Nesta quarta-feira de chuva esperada, um fato me chamou a atenção, que foi o e-mail produzido por um dos mais argutos produtores culturais deste Pais, de nome Gilvane Sabino, tratando de questoes da cultura e da musica a partir das crises da Paraiba. Como ele é paraibano, conhece profundamente a produção de Recife em diante e tem vinculo profundo com nossa arte, eis o que ele tem a dizer:
Um momento de reflexão
Nesses dias ouvi no rádio uma gravação de um dupla sertaneja cantando a linda canção Tocando em Frente, de Renato Teixeira, em que fala das manhas e das manhãs, do sabor das massas de das maçãs, etc. Lembro também de um hit de Reginaldo Rossi, As Quatro Estações, em que, regravada na voz de Geraldo Azevedo, declama versos lindos sobre o outono, a primavera, inverno e verão.
Além de outros que misturam clássicos sertanejos interpretados por ícones da música pop com duplas caipiras e agora remixadas para o forró plástico.
O que tudo isso significa para nós? Sem dúvida, um chamado. Em que devemos nos despir do preconceito, da mania de querer ser elite e burguesia sem carecer contato com o povo, com as massas, com os semelhantes.
Como produtor cultural tive oportunidade na minha vida profissional de trabalhar ao lado de grandes personagens da vida artística nacional como Luiz Gonzaga, Gonzaguinha, de quem me tornei amigo, Nando Cordel, Chico Cesar ainda no começo de carreira em João Pessoa, Simone, e muito outros. Em certos dias viajei ao lado de Dominguinhos, Sivuca, Novinho da Paraíba, Flavio José. Noutros dias, com as bandas Mastruz com Leite, Limao com Mel, Carícias, etc. Pude conversar com muitos artistas e músicos de todas as classes que se possa imaginar, inclusive, da música clássica, maestros e tal.
A informação que me chega refletir é de pura essência democrática. Nunca consegui imaginar que um dia pudesse entender Egberto Gismonti tocando um clássico do folclore sertanejo de Alagoas e ouvir esta mesma canção interpretada por Alceu Valença ou Elba Ramalho e depois por bandas de forró de plástico. Estes expoentes nos levam a relfexão mais profunda de nossas origens, de nossa cultura. Enfim, o que é cultura? Como discriminar?
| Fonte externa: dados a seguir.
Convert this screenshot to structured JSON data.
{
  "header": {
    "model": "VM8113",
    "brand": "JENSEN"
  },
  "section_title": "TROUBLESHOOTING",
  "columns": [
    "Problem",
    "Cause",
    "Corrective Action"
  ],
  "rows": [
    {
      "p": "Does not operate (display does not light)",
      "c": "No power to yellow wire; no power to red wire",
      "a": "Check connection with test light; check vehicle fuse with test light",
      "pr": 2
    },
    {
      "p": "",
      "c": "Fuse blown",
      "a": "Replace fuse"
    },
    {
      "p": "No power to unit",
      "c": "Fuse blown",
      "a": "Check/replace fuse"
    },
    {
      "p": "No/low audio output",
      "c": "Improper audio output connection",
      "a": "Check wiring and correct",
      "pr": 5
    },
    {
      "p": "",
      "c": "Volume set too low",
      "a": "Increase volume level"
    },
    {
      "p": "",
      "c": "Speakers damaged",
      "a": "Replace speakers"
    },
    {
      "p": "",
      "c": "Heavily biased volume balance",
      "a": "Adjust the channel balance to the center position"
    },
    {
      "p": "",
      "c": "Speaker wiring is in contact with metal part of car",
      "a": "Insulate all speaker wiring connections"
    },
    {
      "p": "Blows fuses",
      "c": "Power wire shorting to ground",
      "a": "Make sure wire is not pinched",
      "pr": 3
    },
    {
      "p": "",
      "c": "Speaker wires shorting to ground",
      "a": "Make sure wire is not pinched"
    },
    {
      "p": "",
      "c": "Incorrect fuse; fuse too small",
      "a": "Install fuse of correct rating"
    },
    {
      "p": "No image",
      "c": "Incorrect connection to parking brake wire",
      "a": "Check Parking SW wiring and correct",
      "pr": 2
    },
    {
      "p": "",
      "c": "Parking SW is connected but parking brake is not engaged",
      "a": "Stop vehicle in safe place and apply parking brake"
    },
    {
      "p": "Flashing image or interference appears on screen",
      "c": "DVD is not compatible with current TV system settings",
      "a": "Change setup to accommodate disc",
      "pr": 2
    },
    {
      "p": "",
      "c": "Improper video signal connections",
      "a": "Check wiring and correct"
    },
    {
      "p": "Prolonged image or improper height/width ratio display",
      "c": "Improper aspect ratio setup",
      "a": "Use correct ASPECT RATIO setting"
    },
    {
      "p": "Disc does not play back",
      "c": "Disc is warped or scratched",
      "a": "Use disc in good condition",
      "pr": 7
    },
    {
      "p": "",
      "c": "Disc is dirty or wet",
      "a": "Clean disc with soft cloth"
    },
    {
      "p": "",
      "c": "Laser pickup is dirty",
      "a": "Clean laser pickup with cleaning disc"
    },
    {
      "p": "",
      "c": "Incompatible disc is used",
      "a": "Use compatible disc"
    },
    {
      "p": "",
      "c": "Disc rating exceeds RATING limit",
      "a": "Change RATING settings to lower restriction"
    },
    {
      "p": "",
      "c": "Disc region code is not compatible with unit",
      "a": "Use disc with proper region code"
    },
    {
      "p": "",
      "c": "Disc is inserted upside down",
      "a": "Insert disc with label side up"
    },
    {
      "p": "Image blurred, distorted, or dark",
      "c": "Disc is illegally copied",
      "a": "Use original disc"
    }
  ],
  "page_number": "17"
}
Como querer dizer que isto é válido e isto não? Quando, um artista poderá se asperar indicar o certo e o errado sendo ele mesmo fator de inspiração variável no mundo das idéias?
Fomos nós, com o querido Fernando Teixeira, que resolvemos abrir as portas do teatro Santa Roza em inesquecível noite para juntar num só palco Cachimbinho e Geraldo Mousinho, Quinteto Itacoatiara, Bráulio Tavares, Jarbas Mariz, Jaguribe Carne, Dida Fialho e muito outros. Aquela experiência ousada em desbravar os caminhos da nossa música, deixou lições de que é possível respeitar pessoas, artistas e tendências.
O papel do governo é de administrar nunca de separar, ou discriminar. O mesmo papel moeda que paga impostos vindo das mãos daquele que adora o forró de plástico, é o que patrocina o vinho da mesa dos que imponderavelmente classificam as massas na tentativa de exclui-las. Antes de discriminar, deveríamos lançar olhar sobre aquilo que deixamos de fazer. Colaborar para oferecer ao povo um qualidade melhor de instrução e possibilidade de educação e escolha.
Projetos que contemplassem, por exemplo, poder levar ao ar através do rádio, música melhor letradas, as chamdas mpb, etc, de forma a populariza-las. A TV Globo, tão criticada, consegue no horário nobre colocar excelentes propostas como as músicas de Maria Rita, Tom Jobim, Cazuza, Chico Cesar, e misturam isso aos forró de Elba Ramalho, Nando Cordel, e outros e Aviões tocando ” você não vale nada mais eu gosto de você..” e isso vira um sucesso.
Esse é um relato da mistura cultural de nosso país. A mistura por exemplo, que ha em Recife, capaz de aglutinar num mesmo bairro da cidade antiga, Jazz, Reggae, Pagode, Frevo, Rock, Maracatu, Coco, Forró e outros rítmos, como temos no exemplo do carnaval e durante todo o ano.
Resta-nos refletir. Dar a Cesar o que é de Cesar, e abrir nossas mentes para a realidade desde o pé-de-serra até o pagode russo, ou o forró de plástico.